Je repars au bar en colère mais fais semblant de sourire devant les clients.
A la fermeture Estelle m'aide à ranger et se confie rapidement.
- Je pensais que ça me briserait le cœur de le voir avec une autre fille mais en réalité son comportement est tellement minable que je n'ai qu'une envie c'est m'envoler dès demain pour la Colombie.
Le dimanche Gabriel me propose d'aller faire une balade autour d'un lac. Nous sommes d'accord sur le fait que la provocation de Sacha n'était pas très pertinente et que cela marque la fin de leur couple.
- On verra ce qu'il se passera quand elle reviendra. Avec eux tout est possible, bavarde Gabriel.
Lundi midi Samuel s'installe à une table pour le déjeuner.
Je le salue rapidement et attend la fin du rush pour prendre un thé avec lui.
- Bien remise de vendredi soir ? me taquine-t-il d'entrée.
Je souris mais je ne suis pas gênée.
- Tu as rejoué depuis ?
- Non je n'ai pas eu le temps.
- C'est dommage, tu sais que la musique est la meilleure thérapie du monde.
- Tu penses que j'ai besoin d'une thérapie ?
- Chacun d'entre nous devrait avoir un hobby, une passion, un espace pour s'exprimer oui.
- Il faut surtout du temps et entre nous, j'en manque.
- Tu as déjà pensé à déléguer la gestion du commerce et reprendre la musique ?
- Tu as le don pour mettre les pieds dans le plat... Non je n'ai pas les moyens de faire ça.
- Si tu en avais les moyens, tu le ferais ? Je sais que tu es attachée à cet endroit.
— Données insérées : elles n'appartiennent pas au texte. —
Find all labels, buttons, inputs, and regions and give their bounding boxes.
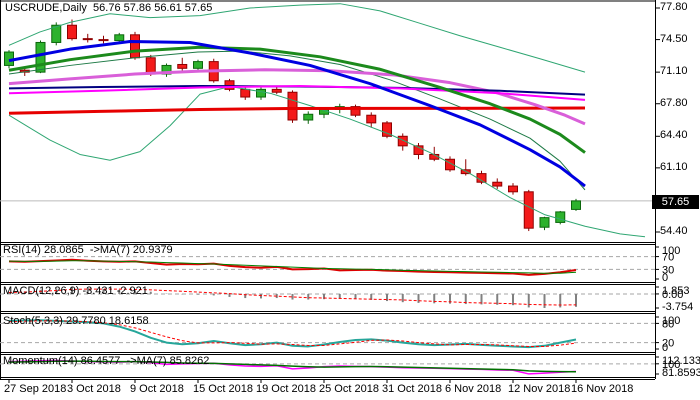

Tu n'es pas obligé de le vendre, tu pourrais simplement recruter un chef d'établissement ou un gestionnaire.
- Et je vivrais de quoi si je suivais ta merveilleuse idée ?
- De ton art, de ton talent par exemple.
Je lui souris et redescend les pieds sur terre.
-Monsieur le professeur, vous avez un cours qui débute dans quelques minutes quant à moi humble commerçante je vais libérer Astrid et passer en mode salon de thé.
- On en reparlera plus tard Charline.
Il quitte le restaurant avec sa démarche décontractée habituelle et je le regarde s'éloigner en gardant un sourire rêveur.